Crarae Garden versus the forces of water
Crarae Garden was started by Grace, Lady Campbell (aunt of famous plant hunter Reginald Farrer) in 1912 and includes a National Collection of southern beech (Nothofagus), as well as excellent examples of rhododendrons, maples, mountain ash and eucalyptus. A Neolithic chambered cairn stands in the ‘lower garden’ and adjacent to this is a medieval kirkyard. The Campbell family gifted the garden to the Crarae Garden Charitable Trust in 1978, whose ownership lasted until 2002 when the garden was acquired by the National Trust for Scotland.
To maintain the naturalistic displays of trees and shrubs, the hillside has to be managed to allow the water to flow down, through and off it into the burn. Water is channelled through a series of ditch networks, which are hand dug and cleared of leaf debris by the gardeners each winter – not a task for the faint hearted!
The burn then absorbs the water and it’s discharged, as one of many freshwater contributories, into Loch Fyne. But our story doesn’t end there. The burn has been in existence for millennia, changing direction and shape, carving out the gorge through the eroding forces of water. This is nature at its persistent best, unfettered by anthropogenic activities.
However, over the last 110 years this landscape has been shaped by various garden and woodland developments. Crarae Garden today is a classic example of how garden design creates something and subsequently attempts to work with, and in part control, at least one aspect of nature – in this case water.
The visitor experience in this area of the garden is mainly focused on walking alongside and crossing the burn, which offers numerous photogenic opportunities, particularly when the plants are at their floristic best. But in 2004 the path here experienced ‘wash out’ (where rainwater washed away the path), which was duly repaired, and more recently in 2020 the same path’s profile was further exacerbated by the increasingly intense storm events that washed many boulders down the burn. The gardeners on site thought that they were hearing loud thunder, but they were in fact hearing the large boulders smashing into each other!
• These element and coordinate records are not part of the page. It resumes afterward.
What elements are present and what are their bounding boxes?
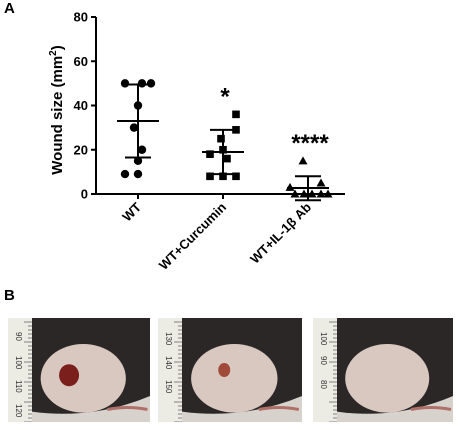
- mouse-tail: [258, 406, 300, 411]
- data-point: [137, 145, 147, 154]
- data-point: [120, 169, 130, 179]
- y-axis-title-close: ): [49, 45, 66, 50]
- significance-label: *: [220, 83, 230, 110]
- data-point: [137, 79, 147, 88]
- data-point: [219, 172, 227, 181]
- data-point: [206, 172, 214, 181]
- photo-content: 90 100 110 120: [8, 318, 150, 422]
- ruler-number: 80: [319, 380, 328, 389]
- ruler-number: 140: [164, 356, 173, 370]
- y-axis-title: Wound size (mm2): [48, 45, 66, 174]
- data-point: [232, 172, 240, 181]
- photo-content: 100 90 80: [313, 318, 453, 422]
- data-point: [316, 189, 326, 198]
- data-point: [206, 150, 214, 158]
- x-category-label: WT: [119, 199, 144, 224]
- data-point: [129, 123, 139, 132]
- mouse-tail: [410, 406, 452, 411]
- y-tick-label: 0: [81, 187, 88, 202]
- data-point: [232, 110, 240, 119]
- y-axis: 0 20 40 60 80: [74, 10, 97, 202]
- ruler-number: 110: [14, 380, 23, 393]
- data-point: [285, 182, 295, 191]
- y-tick-label: 60: [74, 54, 88, 69]
- y-tick-label: 80: [74, 10, 88, 25]
- data-point: [120, 79, 130, 88]
- significance-label: ****: [291, 130, 329, 157]
- x-category-label: WT+IL-1β Ab: [247, 199, 314, 266]
- data-point: [298, 156, 308, 165]
- data-point: [133, 156, 143, 166]
- ruler-number: 100: [319, 332, 328, 346]
- wound: [218, 363, 231, 377]
- mouse-tail: [107, 406, 148, 411]
- wound-photos: 90 100 110 120 130 140 150 100 90 80: [8, 318, 453, 422]
- data-point: [146, 79, 156, 88]
- y-axis-title-superscript: 2: [48, 50, 59, 56]
- data-point: [323, 189, 333, 198]
- wound-photo: 100 90 80: [313, 318, 453, 422]
- x-axis: WT WT+Curcumin WT+IL-1β Ab: [95, 193, 345, 273]
- data-point: [307, 189, 317, 198]
- data-point: [299, 189, 309, 198]
- ruler-number: 130: [164, 332, 173, 346]
- shaved-skin: [40, 344, 126, 413]
- wound-size-chart: Wound size (mm2) 0 20 40 60 80 WT WT+Curcumin…: [48, 10, 345, 273]
- data-point: [290, 189, 300, 198]
- data-marks: *****: [117, 79, 333, 202]
- wound-photo: 90 100 110 120: [8, 318, 150, 422]
- panel-a-label: A: [4, 0, 15, 17]
- series-group: ****: [285, 130, 333, 202]
- x-category-label: WT+Curcumin: [156, 199, 229, 272]
- panel-b-label: B: [4, 287, 15, 304]
- y-tick-label: 20: [74, 142, 88, 157]
- ruler-number: 150: [164, 380, 173, 394]
- series-group: [117, 79, 159, 179]
- y-axis-title-text: Wound size (mm: [49, 56, 66, 175]
- ruler-number: 100: [14, 356, 23, 370]
- data-point: [316, 178, 326, 187]
- data-point: [223, 154, 231, 163]
- data-point: [217, 134, 225, 143]
- ruler-number: 120: [14, 404, 23, 418]
- ruler-number: 90: [14, 332, 23, 341]
- data-point: [133, 169, 143, 179]
- wound-photo: 130 140 150: [158, 318, 302, 422]
- ruler-number: 90: [319, 356, 328, 365]
- photo-content: 130 140 150: [158, 318, 302, 422]
- wound: [59, 364, 80, 387]
- shaved-skin: [345, 344, 430, 413]
- y-tick-label: 40: [74, 98, 88, 113]
- shaved-skin: [191, 344, 278, 413]
- series-group: *: [202, 83, 244, 181]
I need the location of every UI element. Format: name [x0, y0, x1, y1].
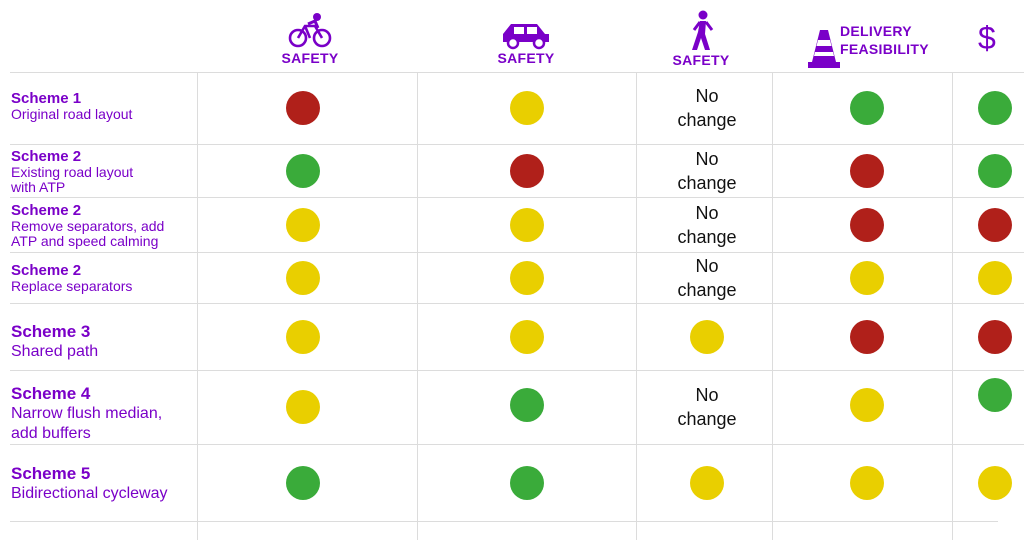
- rating-dot-yellow: [286, 207, 320, 242]
- header-label-walk: SAFETY: [672, 52, 730, 68]
- row-divider: [10, 303, 1024, 304]
- rating-dot-green: [510, 465, 544, 500]
- no-change-line1: No: [695, 255, 719, 276]
- scheme-description: Original road layout: [11, 106, 133, 122]
- scheme-label: Scheme 5 Bidirectional cycleway: [11, 464, 168, 504]
- scheme-label: Scheme 2 Existing road layout with ATP: [11, 148, 133, 195]
- rating-dot-red: [510, 153, 544, 188]
- rating-dot-yellow: [690, 319, 724, 354]
- scheme-label: Scheme 2 Remove separators, add ATP and sp…: [11, 202, 164, 249]
- no-change-text: No change: [657, 254, 757, 302]
- car-icon: [503, 24, 549, 50]
- header-label-delivery-2: FEASIBILITY: [840, 41, 929, 57]
- scheme-name: Scheme 4: [11, 384, 91, 403]
- no-change-line2: change: [677, 172, 737, 193]
- header-walk-safety: SAFETY: [651, 0, 751, 72]
- rating-dot-yellow: [286, 390, 320, 424]
- row-divider: [10, 521, 998, 522]
- rating-dot-red: [286, 91, 320, 125]
- rating-dot-red: [850, 319, 884, 354]
- rating-dot-yellow: [510, 91, 544, 125]
- scheme-description: Bidirectional cycleway: [11, 485, 168, 502]
- rating-dot-red: [850, 153, 884, 188]
- scheme-description: ATP and speed calming: [11, 233, 159, 249]
- rating-dot-green: [978, 153, 1012, 188]
- no-change-text: No change: [657, 84, 757, 132]
- scheme-description: with ATP: [11, 179, 66, 195]
- column-divider: [772, 72, 773, 540]
- rating-dot-yellow: [510, 207, 544, 242]
- row-divider: [10, 252, 1024, 253]
- scheme-name: Scheme 2: [11, 148, 82, 165]
- no-change-line2: change: [677, 110, 737, 130]
- header-label-bike: SAFETY: [281, 50, 339, 66]
- row-divider: [10, 444, 1024, 445]
- rating-dot-green: [286, 153, 320, 188]
- scheme-name: Scheme 5: [11, 464, 91, 483]
- no-change-text: No change: [657, 383, 757, 431]
- header-label-delivery-1: DELIVERY: [840, 23, 912, 39]
- rating-dot-yellow: [286, 260, 320, 295]
- no-change-line2: change: [677, 409, 737, 429]
- scheme-description: Remove separators, add: [11, 218, 165, 234]
- scheme-label: Scheme 4 Narrow flush median, add buffers: [11, 384, 162, 444]
- row-divider: [10, 72, 1024, 73]
- rating-dot-yellow: [690, 465, 724, 500]
- rating-dot-green: [850, 91, 884, 125]
- bicycle-icon: [288, 13, 332, 48]
- rating-dot-red: [850, 207, 884, 242]
- pedestrian-icon: [692, 10, 714, 50]
- scheme-label: Scheme 1 Original road layout: [11, 90, 132, 122]
- column-divider: [636, 72, 637, 540]
- column-divider: [197, 72, 198, 540]
- rating-dot-yellow: [850, 388, 884, 422]
- traffic-cone-icon: [808, 30, 840, 68]
- scheme-label: Scheme 3 Shared path: [11, 322, 98, 362]
- scheme-name: Scheme 3: [11, 322, 91, 341]
- rating-dot-yellow: [978, 260, 1012, 295]
- rating-dot-yellow: [510, 260, 544, 295]
- row-divider: [10, 197, 1024, 198]
- rating-dot-yellow: [850, 260, 884, 295]
- rating-dot-green: [978, 378, 1012, 412]
- scheme-label: Scheme 2 Replace separators: [11, 262, 132, 294]
- scheme-name: Scheme 2: [11, 202, 82, 219]
- no-change-text: No change: [657, 147, 757, 195]
- rating-dot-green: [286, 465, 320, 500]
- row-divider: [10, 370, 1024, 371]
- scheme-description: Existing road layout: [11, 164, 134, 180]
- no-change-line1: No: [695, 148, 719, 169]
- column-divider: [417, 72, 418, 540]
- rating-dot-yellow: [850, 465, 884, 500]
- rating-dot-yellow: [978, 465, 1012, 500]
- scheme-description: add buffers: [11, 425, 91, 442]
- rating-dot-green: [978, 91, 1012, 125]
- rating-dot-yellow: [286, 319, 320, 354]
- header-label-car: SAFETY: [497, 50, 555, 66]
- rating-dot-yellow: [510, 319, 544, 354]
- header-cost: $: [978, 20, 996, 56]
- header-car-safety: SAFETY: [476, 0, 576, 72]
- scheme-name: Scheme 1: [11, 90, 82, 107]
- header-bike-safety: SAFETY: [260, 0, 360, 72]
- rating-dot-green: [510, 388, 544, 422]
- scheme-description: Replace separators: [11, 278, 133, 294]
- no-change-text: No change: [657, 201, 757, 249]
- scheme-description: Shared path: [11, 343, 99, 360]
- scheme-name: Scheme 2: [11, 262, 82, 279]
- row-divider: [10, 144, 1024, 145]
- no-change-line2: change: [677, 279, 737, 300]
- scheme-description: Narrow flush median,: [11, 405, 163, 422]
- rating-dot-red: [978, 207, 1012, 242]
- column-divider: [952, 72, 953, 540]
- no-change-line1: No: [695, 202, 719, 223]
- no-change-line1: No: [695, 385, 719, 405]
- no-change-line2: change: [677, 226, 737, 247]
- rating-dot-red: [978, 319, 1012, 354]
- no-change-line1: No: [695, 86, 719, 106]
- header-delivery: DELIVERY FEASIBILITY: [806, 20, 946, 72]
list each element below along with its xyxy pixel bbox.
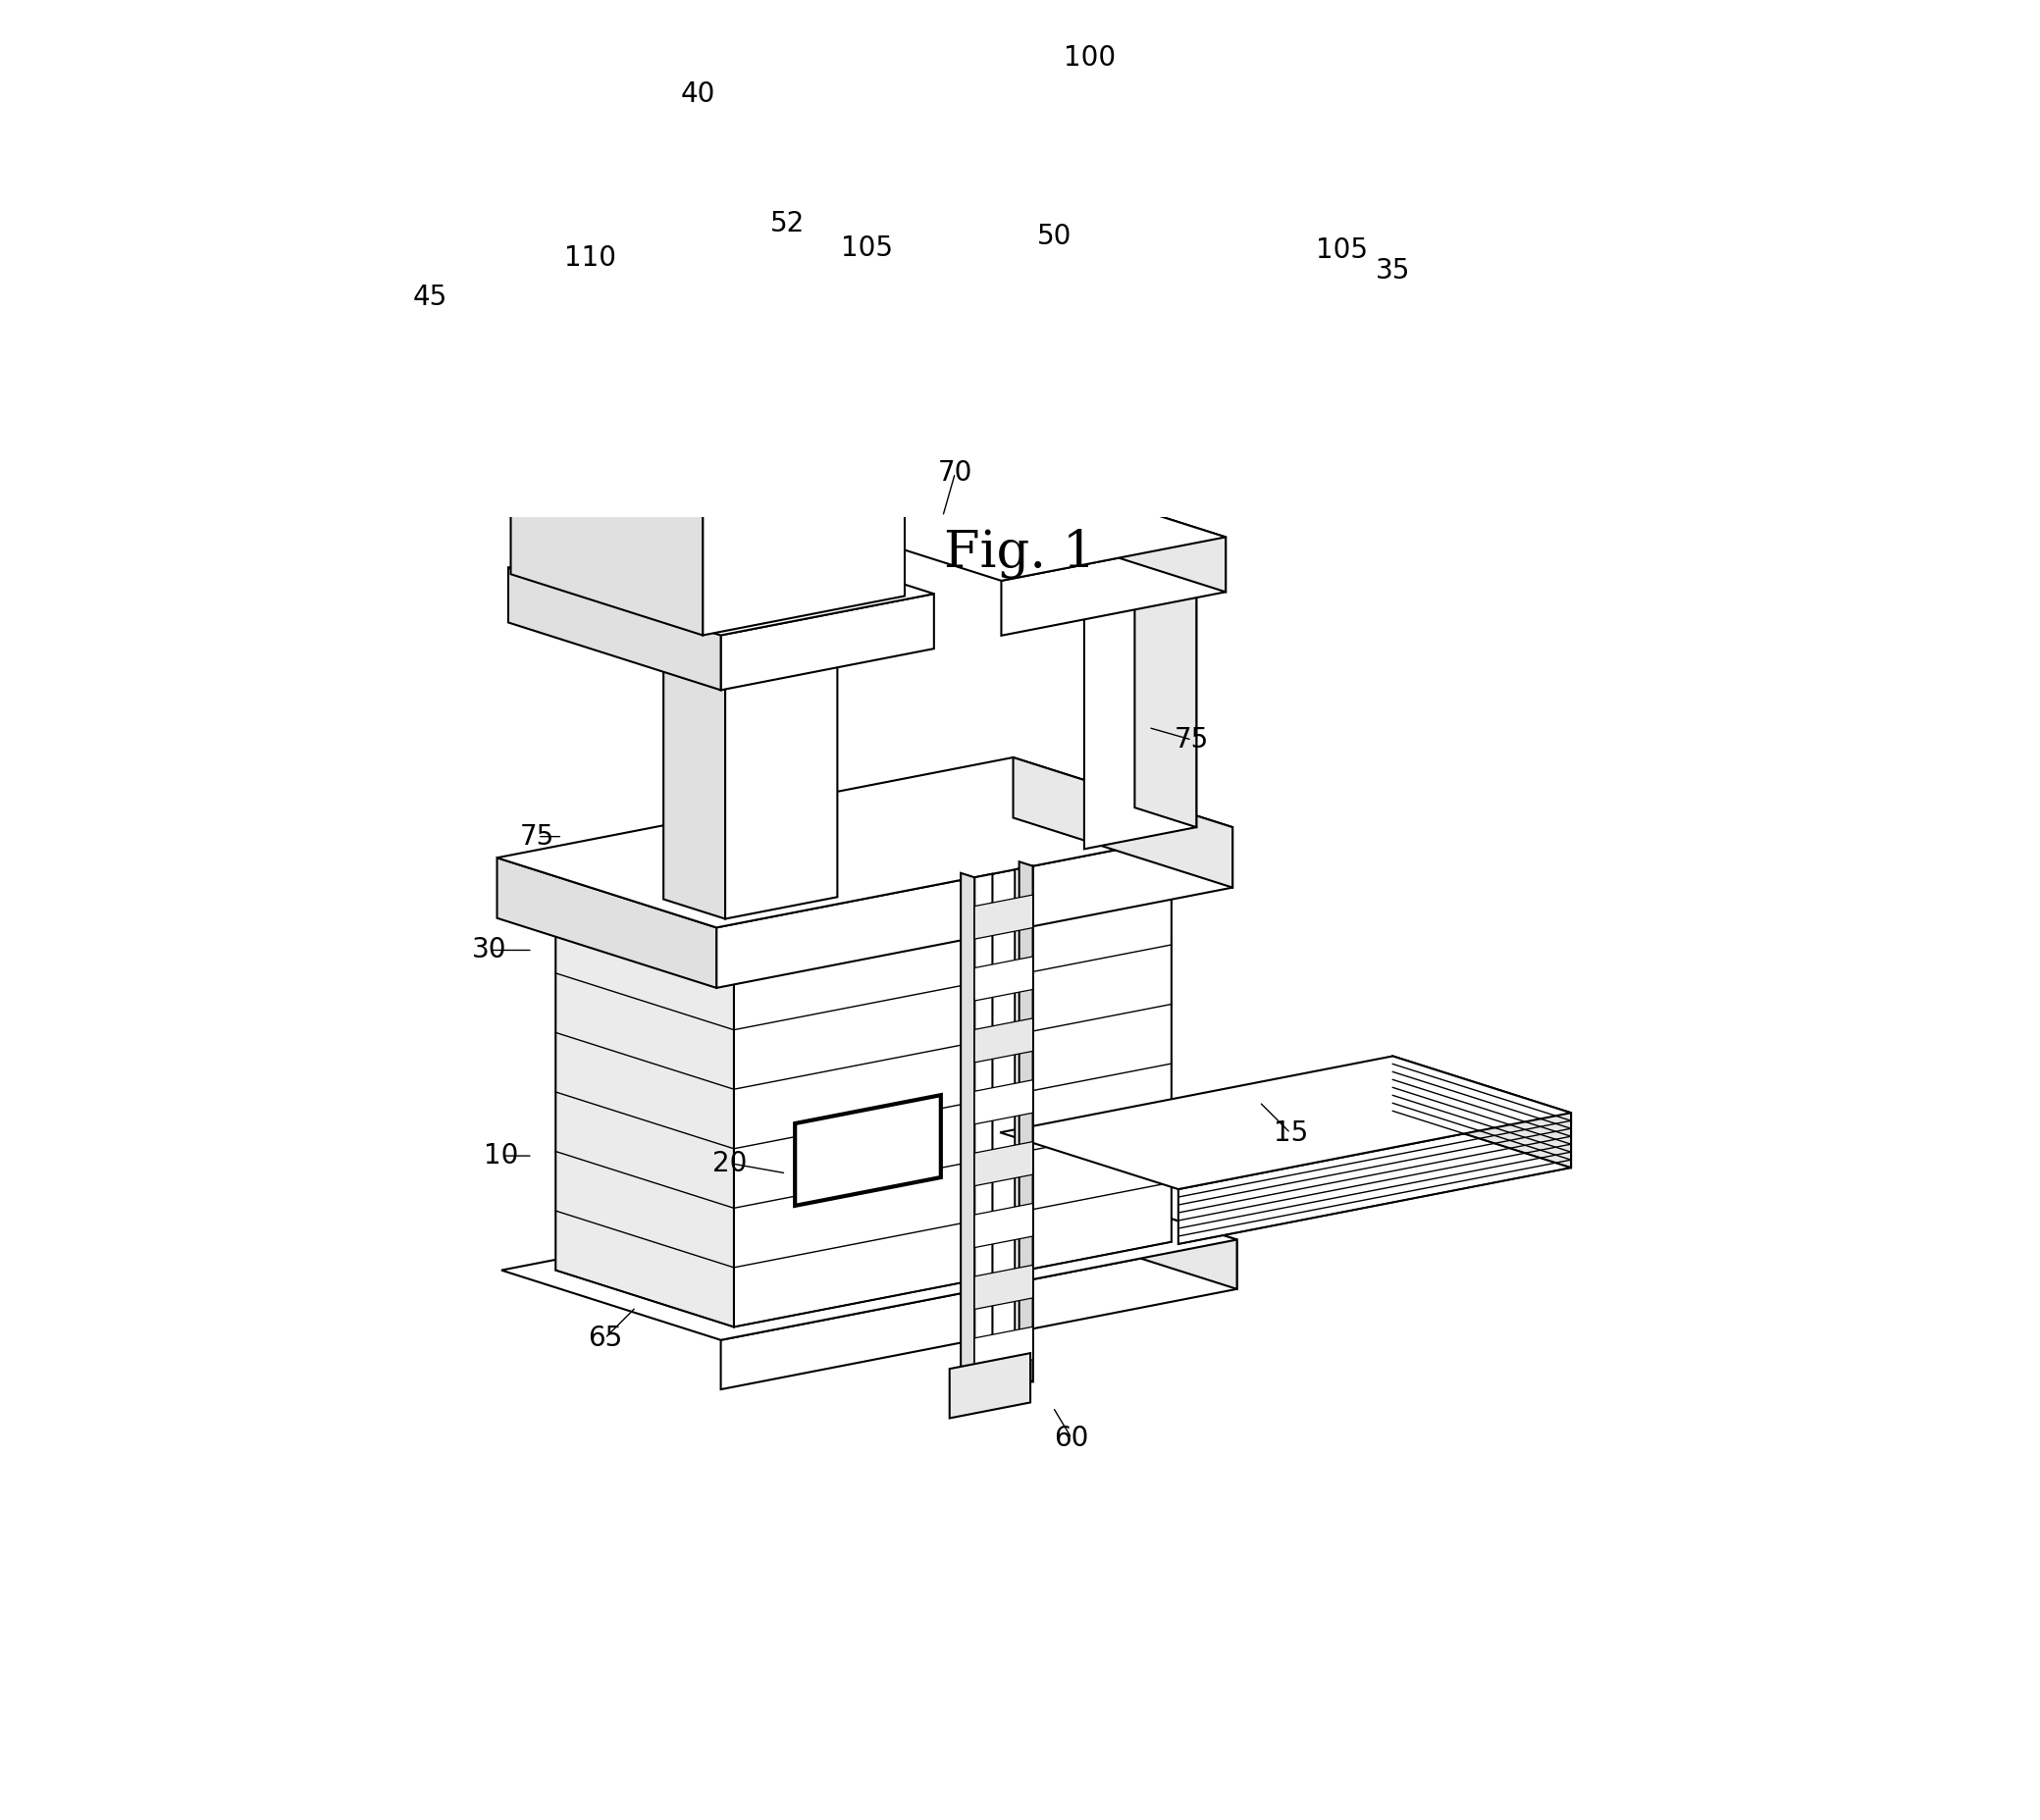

When considered in the face of a changing climate, these events, augmented by additional burn wall-edge erosion issues, could mean that we will experience more frequent and potentially more damaging erosion to one of our key natural heritage assets. So, I feel that we’re entering a time of adaptation at Crarae Garden, and probably at many of our other designed landscapes. The Trust must lay down the practical steps needed to ensure these assets will still be here for future generations to experience. To that end, we will be taking immediate action at Crarae to repair the washed-out section of path, while making strategic decisions to create long-term practical solutions in mitigation of and adaptation to gardening in a changing climate.